Good God, she must be a cold-blooded creature to bring up the terms of their arrangement at a time such as this. She’d stolen his heart. Compared to that, what did he care for a few hundred pounds?

“I don’t want money from you. Whatever help I’ve given you has been out of … friendship.” He almost said love but stopped himself before he did and made himself look even more of a fool.

She shook her head, mouth pressed into a firm line. “I don’t want you to think of me as your mistress or yourself as my keeper. Whatever we’ve done together in bed, whatever pleasure I’ve given you, I’ve done so of my own free will. I want you to think of our time together as a gift, not a business arrangement.”

“I believe the fashionable term is ‘protector’ and I thought, hoped, to be more to you than that. What we had was never a business arrangement, not to me, but it hardly matters now. You and this … Freddie … have you some sort of understanding?” He despised himself for asking, and yet he quite simply had to know.

She shifted her gaze away. “I suppose you could call it that.”

“What would you call it?”

She whipped her head about and met his gaze head on. “Love, Gavin. I call it love.”

“I see. You love this … Freddie. And yet you let me make love to you. No, not let me, seduced me, made me so mad for you I’m all but your slave. What was the point of it all?”

She had the effrontery to shrug. “A month is a long time to sleep alone. I wanted you. You wanted me. If we choose to barter our bodies, why shouldn’t we? We’re both adults. Where’s the harm?”

“Damn it, Daisy, when I came to your bed, it wasn’t just to fuck you. It was to make love. I thought we were making love.”
I thought we were falling in love. At least I was.

“Men and women share their bodies all the time without involving love. Matters go off a good deal more smoothly without adding messy emotions to the mix, or so I’ve always found.”

The latter allusion to all the other men in her life wasn’t lost on him. Whoever Freddie was, he was hardly her first lover and, the steamy letter aside, Gavin was coming to think he wouldn’t be her last, either.
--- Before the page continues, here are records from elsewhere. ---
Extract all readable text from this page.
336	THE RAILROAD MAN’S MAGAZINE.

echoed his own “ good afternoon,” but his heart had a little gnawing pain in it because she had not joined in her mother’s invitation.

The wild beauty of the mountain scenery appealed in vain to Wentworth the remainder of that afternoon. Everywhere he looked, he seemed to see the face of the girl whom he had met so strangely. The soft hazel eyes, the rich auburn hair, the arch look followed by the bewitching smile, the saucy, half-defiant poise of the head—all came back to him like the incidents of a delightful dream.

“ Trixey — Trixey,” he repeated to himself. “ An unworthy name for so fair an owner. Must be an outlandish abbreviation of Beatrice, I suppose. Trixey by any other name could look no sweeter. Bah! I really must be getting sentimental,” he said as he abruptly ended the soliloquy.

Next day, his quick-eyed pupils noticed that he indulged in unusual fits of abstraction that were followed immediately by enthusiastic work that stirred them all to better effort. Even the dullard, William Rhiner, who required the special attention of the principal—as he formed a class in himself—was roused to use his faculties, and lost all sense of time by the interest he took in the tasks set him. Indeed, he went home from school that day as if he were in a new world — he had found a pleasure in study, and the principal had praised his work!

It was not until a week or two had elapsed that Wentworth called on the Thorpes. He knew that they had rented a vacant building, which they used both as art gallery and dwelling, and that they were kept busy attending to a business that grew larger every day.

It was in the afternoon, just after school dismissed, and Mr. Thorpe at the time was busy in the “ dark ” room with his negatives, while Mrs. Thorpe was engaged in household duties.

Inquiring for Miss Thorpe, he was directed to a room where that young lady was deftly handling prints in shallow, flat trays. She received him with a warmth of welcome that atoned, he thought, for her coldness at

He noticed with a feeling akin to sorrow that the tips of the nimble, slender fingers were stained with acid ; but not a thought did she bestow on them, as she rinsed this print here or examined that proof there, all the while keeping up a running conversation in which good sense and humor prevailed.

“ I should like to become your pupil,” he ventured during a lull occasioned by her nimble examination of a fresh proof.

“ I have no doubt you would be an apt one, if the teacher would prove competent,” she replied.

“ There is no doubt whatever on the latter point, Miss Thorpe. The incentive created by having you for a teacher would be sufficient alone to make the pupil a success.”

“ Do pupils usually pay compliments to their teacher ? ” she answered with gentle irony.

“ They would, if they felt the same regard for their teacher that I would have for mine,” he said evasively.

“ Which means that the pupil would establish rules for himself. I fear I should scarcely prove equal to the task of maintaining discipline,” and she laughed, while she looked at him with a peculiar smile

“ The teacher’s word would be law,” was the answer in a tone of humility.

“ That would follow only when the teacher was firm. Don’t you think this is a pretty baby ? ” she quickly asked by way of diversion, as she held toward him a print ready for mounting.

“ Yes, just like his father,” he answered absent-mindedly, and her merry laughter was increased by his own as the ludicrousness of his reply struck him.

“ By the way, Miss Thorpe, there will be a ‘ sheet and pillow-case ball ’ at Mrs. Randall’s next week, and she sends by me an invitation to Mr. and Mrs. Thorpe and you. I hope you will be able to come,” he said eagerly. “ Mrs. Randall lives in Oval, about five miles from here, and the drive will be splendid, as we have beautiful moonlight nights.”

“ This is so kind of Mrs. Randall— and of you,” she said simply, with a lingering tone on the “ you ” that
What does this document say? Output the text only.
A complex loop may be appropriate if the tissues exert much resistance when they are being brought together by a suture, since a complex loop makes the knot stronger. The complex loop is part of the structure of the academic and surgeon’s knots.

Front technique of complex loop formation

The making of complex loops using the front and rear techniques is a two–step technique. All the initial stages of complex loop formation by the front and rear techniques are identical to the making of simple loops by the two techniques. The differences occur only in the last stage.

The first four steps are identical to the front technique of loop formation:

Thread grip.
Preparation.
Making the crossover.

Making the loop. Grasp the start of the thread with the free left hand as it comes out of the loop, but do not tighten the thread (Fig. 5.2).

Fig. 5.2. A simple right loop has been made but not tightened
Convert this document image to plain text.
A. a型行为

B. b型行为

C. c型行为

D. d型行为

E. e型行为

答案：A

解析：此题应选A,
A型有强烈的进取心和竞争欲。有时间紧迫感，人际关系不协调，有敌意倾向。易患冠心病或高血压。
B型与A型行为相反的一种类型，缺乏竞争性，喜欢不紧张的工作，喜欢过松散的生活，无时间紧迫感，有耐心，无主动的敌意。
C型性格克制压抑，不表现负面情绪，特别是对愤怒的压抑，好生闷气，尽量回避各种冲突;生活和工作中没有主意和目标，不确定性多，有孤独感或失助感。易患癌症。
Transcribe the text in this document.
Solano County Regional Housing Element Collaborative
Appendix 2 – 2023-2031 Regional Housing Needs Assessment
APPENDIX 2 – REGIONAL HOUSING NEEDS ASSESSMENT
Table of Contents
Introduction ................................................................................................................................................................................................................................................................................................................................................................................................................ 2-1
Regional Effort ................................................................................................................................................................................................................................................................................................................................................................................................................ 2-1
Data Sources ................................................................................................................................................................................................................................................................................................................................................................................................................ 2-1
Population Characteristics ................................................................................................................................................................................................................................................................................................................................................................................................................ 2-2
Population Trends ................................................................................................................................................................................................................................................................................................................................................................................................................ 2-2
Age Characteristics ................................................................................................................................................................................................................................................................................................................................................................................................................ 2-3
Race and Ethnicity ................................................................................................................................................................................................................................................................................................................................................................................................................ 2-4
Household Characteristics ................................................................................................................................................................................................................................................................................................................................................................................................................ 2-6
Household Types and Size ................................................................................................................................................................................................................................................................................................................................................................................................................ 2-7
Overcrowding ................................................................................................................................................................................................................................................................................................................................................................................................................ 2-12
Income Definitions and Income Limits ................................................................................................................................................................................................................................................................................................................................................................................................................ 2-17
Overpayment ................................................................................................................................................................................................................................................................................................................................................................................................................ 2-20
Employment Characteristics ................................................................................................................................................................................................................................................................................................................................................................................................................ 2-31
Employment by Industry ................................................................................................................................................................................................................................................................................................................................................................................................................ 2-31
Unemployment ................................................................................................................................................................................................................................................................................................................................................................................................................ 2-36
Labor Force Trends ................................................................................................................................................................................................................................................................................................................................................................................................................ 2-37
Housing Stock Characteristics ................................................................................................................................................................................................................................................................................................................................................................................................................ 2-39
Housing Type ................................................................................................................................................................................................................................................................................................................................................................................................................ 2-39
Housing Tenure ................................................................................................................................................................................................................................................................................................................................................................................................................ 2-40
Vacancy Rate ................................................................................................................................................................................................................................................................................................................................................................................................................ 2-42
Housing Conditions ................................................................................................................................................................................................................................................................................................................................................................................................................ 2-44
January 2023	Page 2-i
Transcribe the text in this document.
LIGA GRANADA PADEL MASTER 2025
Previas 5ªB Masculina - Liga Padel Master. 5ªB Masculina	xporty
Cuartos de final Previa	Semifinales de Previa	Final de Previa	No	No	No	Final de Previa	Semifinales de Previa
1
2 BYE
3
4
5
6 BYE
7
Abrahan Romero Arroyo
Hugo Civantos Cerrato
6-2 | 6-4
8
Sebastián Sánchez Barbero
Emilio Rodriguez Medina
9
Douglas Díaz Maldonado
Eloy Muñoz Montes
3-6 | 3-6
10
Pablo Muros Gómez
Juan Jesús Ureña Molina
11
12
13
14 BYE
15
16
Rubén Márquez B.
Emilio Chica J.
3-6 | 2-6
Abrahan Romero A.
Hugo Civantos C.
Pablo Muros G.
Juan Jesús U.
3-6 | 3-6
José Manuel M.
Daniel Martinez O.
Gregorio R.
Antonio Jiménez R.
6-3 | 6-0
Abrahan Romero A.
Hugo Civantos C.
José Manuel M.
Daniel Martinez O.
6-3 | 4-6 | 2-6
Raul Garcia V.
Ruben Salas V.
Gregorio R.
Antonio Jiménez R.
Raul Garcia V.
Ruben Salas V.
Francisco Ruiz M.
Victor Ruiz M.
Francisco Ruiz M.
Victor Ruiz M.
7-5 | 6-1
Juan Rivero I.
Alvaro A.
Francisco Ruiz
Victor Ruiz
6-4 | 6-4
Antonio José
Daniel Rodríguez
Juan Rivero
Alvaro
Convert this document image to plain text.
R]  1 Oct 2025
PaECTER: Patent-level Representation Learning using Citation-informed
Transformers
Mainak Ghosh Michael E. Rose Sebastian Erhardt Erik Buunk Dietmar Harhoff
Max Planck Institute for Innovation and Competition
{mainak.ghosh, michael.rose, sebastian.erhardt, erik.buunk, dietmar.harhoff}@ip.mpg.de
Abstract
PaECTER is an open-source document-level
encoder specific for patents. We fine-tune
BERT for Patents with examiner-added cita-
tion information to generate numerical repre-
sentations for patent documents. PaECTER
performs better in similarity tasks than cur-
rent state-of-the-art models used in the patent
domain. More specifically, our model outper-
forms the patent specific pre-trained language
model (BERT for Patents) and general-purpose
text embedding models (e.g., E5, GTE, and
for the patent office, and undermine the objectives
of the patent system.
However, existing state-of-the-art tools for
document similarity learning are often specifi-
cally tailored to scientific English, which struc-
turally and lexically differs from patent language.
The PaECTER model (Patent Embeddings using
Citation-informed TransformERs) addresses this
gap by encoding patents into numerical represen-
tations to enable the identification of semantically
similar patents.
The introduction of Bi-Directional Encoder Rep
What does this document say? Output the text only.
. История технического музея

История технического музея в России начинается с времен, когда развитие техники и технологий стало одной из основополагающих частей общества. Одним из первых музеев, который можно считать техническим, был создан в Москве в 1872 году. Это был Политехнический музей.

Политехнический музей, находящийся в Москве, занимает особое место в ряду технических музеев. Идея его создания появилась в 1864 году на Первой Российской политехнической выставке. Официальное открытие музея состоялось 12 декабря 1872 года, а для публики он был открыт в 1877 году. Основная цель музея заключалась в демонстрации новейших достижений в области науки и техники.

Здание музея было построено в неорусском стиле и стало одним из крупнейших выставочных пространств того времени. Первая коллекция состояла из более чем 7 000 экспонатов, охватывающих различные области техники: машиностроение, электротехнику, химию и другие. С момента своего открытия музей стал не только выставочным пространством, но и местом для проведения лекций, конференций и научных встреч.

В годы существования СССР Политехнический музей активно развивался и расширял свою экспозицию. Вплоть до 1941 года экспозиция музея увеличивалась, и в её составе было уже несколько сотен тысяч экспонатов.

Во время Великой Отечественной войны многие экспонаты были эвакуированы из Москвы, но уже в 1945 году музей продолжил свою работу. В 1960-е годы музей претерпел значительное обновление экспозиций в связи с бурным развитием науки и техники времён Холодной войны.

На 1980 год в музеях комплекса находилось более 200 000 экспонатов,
Hurt beyond his wildest imagining, he rounded on her. “What are you so bloody afraid of? That we might be happy together, that I might actually love you?”

The questions rattled her, he could tell. She backed away, not because she was frightened of him—she must know by now he’d never harm her—but because he suddenly must have become a mirror for all the things about herself she didn’t want to see.

“That’s ridiculous. I’m not afraid of anything.”

“Then prove it. Let me come with you when you tell this Freddie of yours it’s over between you.”

She shook her head, expression resolute. “I’m sorry, Gavin, truly I am. Hurting you was the very last thing I set out to do. You’ve been good to me. More than good, you’ve been the soul of generosity. I’m very grateful—”

He cut her off with a wave of his hand. “I’m not interested in your gratitude.”